Benny Shanon's accomplishment in this unique and carefully written treatise is nonpareil. In his landmark attempt to chart and classify the experiences that follow ingesting the Amazonian brew, Ayahuasca (always capitalized by Shanon), he demonstrates a will to observe and explain as relentless as carbon steel, but his seeing and experiencing also require him to be as flexible as tungsten when he must shape his interpretations within experiences that have all but overthrown the pretense of objective observation. Indeed, as he becomes `educated' through his journeys with this brewed plant compound, apparently beginning his own shamanic initiation, his will, his very self must capitulate to experiences beyond words. Later, back at his desk, Shanon will use his notes and memory to go discover the order of things. This breakthrough study will achieve the respect and renown it deserves, but it is currently causing a stir in certain circles and amongst the openminded international intelligentsia.
Shanon has written a slow-rising classic that should stay aloft for the duration of our era, not just as cognitive psychology or even as another narrative of the psychedelic experience, but as the revelation of the boundless potentials within the human journey itself. Since its release, it appears to have received universal praise from other critics and readers. However, word has not filtered out into the hungry minds of the general public or surely *Antipodes*(1) would be on a bestseller list. Either its subject matter - pharmaceutically induced altered states of consciousness - is still considered too politically threatening or Benny Shanon needs to hit the talk show circuit. His book enters deep waters yet never loses its way. It may be a challenge for some to wade through his classifications but in doing so may find their thinking clarified. Shanon's writing is clear as a mountain brook. He wastes no words for grand effect but always goes straight and true for the point of the topic he had begun. This makes for a very satisfying read, which is helped immensely by the greater story lurking within it to do with one man's awakening from the sleep from self consciousness. *Antipodes* is neither obscure nor excessive, so it might make a good selection for a book-of-the-month for educated readers. Oprah, are you listening?
Nothing exactly like this has ever been written before(2), beautifully rendered and incisively analysed yet finally superseding its own analytic.
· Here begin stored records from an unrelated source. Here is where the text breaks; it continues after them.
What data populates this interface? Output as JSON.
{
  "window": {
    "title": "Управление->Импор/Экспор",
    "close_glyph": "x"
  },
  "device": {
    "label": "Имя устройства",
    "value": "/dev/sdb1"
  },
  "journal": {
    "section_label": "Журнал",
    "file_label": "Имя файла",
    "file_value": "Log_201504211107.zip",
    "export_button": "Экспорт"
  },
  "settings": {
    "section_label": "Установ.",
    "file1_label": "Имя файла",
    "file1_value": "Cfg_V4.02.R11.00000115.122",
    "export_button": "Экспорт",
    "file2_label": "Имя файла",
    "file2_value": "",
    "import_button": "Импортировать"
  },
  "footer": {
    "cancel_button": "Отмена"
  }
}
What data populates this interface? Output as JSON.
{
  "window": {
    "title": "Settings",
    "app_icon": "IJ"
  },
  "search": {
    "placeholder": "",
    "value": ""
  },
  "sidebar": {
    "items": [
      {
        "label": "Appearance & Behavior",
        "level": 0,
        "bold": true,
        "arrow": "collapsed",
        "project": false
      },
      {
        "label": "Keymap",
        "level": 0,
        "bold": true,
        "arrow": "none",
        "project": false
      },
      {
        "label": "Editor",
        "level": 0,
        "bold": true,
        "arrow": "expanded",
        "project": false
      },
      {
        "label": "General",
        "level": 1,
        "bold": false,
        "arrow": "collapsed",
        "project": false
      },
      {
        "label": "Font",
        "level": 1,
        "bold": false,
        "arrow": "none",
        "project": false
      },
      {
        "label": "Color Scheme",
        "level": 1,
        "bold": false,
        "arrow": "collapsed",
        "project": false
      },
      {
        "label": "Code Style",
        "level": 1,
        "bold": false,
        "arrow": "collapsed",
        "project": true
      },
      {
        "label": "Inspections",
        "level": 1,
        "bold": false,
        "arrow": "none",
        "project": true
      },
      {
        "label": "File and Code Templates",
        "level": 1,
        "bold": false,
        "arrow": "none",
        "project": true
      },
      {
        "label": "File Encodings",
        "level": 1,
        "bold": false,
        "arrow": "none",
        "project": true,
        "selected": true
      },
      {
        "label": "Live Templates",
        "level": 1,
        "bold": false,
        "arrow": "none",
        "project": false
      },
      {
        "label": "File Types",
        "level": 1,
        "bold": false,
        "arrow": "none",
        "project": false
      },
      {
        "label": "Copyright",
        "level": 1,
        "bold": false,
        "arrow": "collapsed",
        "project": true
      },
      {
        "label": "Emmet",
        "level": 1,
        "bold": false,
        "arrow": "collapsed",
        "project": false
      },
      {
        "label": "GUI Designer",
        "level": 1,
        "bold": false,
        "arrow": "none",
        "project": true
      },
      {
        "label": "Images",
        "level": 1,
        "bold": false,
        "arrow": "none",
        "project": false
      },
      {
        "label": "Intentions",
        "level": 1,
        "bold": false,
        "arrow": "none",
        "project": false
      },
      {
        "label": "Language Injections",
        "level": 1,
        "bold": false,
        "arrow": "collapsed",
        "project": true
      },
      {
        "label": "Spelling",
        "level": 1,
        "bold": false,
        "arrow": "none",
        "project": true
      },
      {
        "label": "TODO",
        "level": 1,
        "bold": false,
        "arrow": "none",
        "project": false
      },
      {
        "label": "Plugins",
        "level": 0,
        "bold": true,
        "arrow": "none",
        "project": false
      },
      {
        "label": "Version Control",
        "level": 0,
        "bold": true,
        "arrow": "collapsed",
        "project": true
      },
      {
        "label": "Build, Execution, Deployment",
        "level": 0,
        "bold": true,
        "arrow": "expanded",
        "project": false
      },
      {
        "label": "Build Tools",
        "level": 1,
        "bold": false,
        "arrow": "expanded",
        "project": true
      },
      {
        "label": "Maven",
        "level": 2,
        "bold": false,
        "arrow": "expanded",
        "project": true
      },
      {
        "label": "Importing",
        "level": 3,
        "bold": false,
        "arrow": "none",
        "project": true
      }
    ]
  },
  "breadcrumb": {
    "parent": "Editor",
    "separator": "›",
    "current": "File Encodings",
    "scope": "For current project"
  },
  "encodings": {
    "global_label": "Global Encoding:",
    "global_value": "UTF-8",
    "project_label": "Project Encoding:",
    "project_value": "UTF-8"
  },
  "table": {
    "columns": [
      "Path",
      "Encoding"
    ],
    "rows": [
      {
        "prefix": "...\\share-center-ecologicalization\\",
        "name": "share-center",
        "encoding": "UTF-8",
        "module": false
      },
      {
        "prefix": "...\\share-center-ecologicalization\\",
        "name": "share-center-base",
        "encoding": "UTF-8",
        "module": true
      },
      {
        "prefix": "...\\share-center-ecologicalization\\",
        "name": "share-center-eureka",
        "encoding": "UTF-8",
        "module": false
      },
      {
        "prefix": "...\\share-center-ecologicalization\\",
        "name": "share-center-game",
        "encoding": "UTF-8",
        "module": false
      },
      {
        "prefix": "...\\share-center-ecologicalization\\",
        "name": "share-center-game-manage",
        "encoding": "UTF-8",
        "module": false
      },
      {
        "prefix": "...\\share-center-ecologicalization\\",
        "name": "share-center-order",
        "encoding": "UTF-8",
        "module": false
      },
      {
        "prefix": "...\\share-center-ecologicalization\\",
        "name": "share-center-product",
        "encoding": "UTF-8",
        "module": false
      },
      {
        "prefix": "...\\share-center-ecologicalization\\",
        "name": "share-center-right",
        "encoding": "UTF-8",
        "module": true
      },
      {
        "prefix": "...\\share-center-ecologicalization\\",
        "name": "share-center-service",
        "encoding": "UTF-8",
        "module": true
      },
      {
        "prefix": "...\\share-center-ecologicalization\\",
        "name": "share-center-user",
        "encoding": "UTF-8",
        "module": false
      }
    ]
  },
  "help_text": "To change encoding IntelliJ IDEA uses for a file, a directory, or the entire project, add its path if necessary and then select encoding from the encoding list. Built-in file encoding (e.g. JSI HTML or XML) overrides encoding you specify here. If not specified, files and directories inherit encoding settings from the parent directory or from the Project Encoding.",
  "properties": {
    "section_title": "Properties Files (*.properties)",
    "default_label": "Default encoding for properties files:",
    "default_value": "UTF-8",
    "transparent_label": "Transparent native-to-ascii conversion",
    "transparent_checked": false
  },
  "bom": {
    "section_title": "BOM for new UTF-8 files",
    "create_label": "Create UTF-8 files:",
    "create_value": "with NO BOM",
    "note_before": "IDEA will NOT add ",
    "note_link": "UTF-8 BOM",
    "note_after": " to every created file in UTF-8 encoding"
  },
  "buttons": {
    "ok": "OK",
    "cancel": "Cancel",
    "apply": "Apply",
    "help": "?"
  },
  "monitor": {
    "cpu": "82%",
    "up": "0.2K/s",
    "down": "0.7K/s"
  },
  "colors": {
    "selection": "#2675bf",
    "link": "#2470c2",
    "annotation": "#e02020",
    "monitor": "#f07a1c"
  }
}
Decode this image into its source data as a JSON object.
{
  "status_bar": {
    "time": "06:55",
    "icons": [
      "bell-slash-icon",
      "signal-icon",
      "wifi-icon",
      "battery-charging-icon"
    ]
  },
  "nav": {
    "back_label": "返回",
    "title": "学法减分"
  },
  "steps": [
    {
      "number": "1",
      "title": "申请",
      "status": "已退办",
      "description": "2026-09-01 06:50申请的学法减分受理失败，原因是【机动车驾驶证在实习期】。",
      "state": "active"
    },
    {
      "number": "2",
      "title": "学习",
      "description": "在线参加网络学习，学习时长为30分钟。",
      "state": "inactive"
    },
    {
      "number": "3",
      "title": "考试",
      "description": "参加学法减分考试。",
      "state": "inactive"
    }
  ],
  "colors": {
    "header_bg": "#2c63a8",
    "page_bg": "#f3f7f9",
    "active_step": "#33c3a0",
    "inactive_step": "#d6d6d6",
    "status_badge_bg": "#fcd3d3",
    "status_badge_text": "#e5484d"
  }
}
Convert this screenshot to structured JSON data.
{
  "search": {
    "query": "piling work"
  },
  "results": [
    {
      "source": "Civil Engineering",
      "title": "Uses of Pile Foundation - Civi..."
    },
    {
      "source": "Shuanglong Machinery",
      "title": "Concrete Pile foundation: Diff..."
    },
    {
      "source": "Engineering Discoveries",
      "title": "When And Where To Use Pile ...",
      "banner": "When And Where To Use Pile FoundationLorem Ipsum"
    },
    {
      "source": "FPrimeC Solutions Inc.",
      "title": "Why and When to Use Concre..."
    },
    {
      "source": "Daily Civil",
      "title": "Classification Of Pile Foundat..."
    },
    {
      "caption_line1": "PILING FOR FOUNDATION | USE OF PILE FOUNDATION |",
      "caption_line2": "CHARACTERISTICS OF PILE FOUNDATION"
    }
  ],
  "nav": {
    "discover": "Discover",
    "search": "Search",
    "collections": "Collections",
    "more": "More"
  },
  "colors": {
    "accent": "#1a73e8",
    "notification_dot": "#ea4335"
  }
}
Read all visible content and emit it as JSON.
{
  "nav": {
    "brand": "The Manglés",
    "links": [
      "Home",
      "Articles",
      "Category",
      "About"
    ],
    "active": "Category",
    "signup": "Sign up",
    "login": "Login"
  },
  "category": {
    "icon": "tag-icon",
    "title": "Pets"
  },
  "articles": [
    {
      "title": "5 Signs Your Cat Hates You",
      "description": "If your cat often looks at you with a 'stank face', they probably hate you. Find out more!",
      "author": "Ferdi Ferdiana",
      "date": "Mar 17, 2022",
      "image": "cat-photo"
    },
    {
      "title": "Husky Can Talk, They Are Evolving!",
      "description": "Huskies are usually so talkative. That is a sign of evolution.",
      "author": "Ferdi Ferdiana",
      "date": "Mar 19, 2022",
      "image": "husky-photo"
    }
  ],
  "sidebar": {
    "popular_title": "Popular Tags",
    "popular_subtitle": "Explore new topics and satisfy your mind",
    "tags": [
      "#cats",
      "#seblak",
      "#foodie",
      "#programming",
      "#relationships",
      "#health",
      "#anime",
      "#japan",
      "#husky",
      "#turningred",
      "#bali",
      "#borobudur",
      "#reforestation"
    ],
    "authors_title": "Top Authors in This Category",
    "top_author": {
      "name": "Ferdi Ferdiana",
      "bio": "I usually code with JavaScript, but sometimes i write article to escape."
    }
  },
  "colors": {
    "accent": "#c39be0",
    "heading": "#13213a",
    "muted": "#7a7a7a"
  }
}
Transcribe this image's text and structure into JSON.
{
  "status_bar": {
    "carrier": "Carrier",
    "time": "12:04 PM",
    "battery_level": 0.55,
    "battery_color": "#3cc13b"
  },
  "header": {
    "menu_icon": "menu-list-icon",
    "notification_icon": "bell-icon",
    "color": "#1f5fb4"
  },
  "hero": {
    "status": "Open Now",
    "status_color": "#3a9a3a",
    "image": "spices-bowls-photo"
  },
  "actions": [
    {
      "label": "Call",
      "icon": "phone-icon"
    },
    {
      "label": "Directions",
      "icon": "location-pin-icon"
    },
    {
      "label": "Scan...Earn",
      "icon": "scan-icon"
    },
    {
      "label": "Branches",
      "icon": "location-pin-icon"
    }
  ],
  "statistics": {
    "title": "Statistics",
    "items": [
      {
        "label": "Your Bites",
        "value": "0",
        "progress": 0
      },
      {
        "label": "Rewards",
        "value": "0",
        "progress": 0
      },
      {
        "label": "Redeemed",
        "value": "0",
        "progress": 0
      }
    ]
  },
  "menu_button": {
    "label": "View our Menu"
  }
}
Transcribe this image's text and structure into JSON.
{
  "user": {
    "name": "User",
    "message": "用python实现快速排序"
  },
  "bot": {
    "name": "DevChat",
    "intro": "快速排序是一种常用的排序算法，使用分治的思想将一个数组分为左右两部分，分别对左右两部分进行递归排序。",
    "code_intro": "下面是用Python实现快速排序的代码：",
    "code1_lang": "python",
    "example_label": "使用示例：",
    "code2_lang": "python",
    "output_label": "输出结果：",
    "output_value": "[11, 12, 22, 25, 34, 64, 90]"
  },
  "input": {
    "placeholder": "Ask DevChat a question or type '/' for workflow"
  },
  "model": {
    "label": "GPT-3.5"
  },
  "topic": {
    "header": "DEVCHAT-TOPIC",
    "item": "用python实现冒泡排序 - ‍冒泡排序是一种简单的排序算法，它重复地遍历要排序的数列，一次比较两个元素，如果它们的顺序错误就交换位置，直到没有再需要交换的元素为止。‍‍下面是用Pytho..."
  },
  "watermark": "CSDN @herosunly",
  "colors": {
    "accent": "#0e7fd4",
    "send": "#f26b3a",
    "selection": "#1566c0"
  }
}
The reader joins a dedicated scientist on a journey that most would consider well beyond the possibility of scientific data gathering, except in terms of chemistry or anthropology. This journey is a phenomenological analysis, Shanon's close observation his own experience. He wastes no pages speculating on what the neural correlates of his visionary experiences might be, not even taking much time to explain the active ingredients of the `brew' or how it changes the brain. Within this work (but not always within his own experience), the phenomenological-analytical approach seldom wavers. Such an approach still requires a certain distance, so when the object of study is his own earthshaking visions or emotional tsunamis rising up to lay bare every suppressed anxiety, guilt, or self delusion - not even to mention the digestive trauma often encountered(3), one finds oneself in mute admiration for this stalwart scholar who steadily perseveres, refusing to be swept away from his purpose. He admits to making wrong choices in his early Ayahuasca journeys, lingering at banquet or resisting the lure of jaguar metamorphosis when he should have continued his quest, but he learns and begins again. As new worlds open before him, sometimes terrifying, he never retreats in a desperate attempt to turn the experience off. But he also learns when to surrender. Song pours from him amongst strangers, but he knew he must allow the joy to have voice. Though only briefly alluded to, it seems his perseverance and purity of purpose allowed him to finally transcend the limits of knowledge altogether by surrendering his cognition and his very self in a metanoia beyond the realm of words, memory, or interpretation. Needless to say, this experience is not described.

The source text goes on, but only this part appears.